Fall of the Thran is in that same vein, with a couple key differences. In this case, it is a six mana saga enchantment that, upon entering the battlefield, destroys all lands. Super simple, super punishing. Unlike Balancing Act, in which players could opt to keep something out other than land, Fall of the Thran offers no such wiggle room. Unless you have alternate mana generation, this Armageddon-style throwback instantly hits pause on everyone’s mana base.
Pause being the key word.
Because while one can make the argument for just destroying all land and being done with it, it’s typically not the ideal option for anyone. Which is why this card is so intriguing. For it states that over your next two turns, every player puts two land back onto the battlefield. Which means that although the initial effect is debilitating to say the least, over the course of 2.5 turns the practical result will be that everyone only sacrifices down to four land while briefly taking the tempo of the game down a notch, which is much more palatable (if still probably frustrating).
Moreover, despite being an enchantment, it’s very likely that once on the battlefield people will leave it alone to run its course. For one, they may not be able to do anything to it. But few would want to actually stop it from getting those lands back – giving it an interesting self-preservation layer.
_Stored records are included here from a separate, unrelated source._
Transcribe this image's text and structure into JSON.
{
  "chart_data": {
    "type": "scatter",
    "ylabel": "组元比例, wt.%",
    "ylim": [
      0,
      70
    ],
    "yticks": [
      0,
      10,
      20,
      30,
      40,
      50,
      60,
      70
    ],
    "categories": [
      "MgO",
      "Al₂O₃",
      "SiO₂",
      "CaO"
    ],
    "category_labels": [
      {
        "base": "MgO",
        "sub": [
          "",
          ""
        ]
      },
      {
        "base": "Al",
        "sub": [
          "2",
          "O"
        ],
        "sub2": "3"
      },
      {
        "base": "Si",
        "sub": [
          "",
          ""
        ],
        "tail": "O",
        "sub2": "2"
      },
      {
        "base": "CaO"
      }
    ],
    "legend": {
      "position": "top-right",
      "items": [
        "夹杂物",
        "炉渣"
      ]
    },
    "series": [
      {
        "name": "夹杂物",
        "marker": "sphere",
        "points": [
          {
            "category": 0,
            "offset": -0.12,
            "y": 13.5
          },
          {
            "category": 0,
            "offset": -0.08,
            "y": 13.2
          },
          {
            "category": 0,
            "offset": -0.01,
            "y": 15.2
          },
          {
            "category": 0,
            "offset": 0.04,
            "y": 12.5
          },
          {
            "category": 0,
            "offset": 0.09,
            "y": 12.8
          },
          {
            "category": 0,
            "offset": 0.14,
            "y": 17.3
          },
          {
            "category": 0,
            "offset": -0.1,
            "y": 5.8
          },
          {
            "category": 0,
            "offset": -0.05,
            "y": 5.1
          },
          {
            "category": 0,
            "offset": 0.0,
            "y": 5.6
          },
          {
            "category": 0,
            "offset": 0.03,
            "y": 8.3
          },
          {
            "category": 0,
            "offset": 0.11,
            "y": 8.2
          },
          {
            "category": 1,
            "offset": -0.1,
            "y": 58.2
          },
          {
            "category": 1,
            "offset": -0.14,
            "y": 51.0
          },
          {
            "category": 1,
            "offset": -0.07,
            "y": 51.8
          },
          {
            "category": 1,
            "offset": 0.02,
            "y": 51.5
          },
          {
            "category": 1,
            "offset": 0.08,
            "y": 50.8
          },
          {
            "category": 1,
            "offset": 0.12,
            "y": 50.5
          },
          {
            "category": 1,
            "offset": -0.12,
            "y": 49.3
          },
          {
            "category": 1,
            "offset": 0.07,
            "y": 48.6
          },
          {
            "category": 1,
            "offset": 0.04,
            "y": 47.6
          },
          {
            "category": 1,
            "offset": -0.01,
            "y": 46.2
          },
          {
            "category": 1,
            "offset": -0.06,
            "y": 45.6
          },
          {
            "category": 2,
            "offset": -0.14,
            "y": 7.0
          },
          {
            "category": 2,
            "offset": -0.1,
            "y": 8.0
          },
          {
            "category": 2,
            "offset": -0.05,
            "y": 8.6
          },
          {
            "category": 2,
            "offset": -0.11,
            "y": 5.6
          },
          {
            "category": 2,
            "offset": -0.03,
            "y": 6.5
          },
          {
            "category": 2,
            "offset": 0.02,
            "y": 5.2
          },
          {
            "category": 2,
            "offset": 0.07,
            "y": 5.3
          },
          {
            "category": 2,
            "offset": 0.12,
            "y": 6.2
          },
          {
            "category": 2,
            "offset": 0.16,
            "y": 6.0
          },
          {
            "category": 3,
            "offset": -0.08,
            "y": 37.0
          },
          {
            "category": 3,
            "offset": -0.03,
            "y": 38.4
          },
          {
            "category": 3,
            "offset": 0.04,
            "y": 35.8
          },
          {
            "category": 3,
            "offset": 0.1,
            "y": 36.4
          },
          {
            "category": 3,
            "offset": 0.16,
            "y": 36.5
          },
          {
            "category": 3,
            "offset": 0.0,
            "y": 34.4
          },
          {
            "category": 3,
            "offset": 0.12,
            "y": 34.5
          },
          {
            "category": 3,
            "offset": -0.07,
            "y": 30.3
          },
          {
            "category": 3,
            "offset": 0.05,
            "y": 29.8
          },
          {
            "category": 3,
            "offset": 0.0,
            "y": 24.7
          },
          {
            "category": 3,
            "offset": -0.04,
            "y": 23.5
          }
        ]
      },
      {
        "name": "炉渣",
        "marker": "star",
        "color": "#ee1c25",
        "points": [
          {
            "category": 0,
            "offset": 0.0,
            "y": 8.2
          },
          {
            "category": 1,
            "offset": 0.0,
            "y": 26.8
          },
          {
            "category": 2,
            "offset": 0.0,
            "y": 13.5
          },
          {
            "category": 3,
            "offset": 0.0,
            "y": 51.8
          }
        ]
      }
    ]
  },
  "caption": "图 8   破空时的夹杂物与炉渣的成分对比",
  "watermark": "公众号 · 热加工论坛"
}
Is Fall of the Thran going to be universally loved? No. Cards like this usually aren’t. Yet this flavorful iteration of bringing people down to a lowest common denominator is potent without being arbitrarily punitive…
…unless you’re the person sitting there with the most land. But since that’s almost never me, I somehow don’t feel bad about it.
Keep an eye out for us to be regularly featuring other more accessible-but-worth-it Commander cards going forward. In the meantime, we’ll keep the light on for you.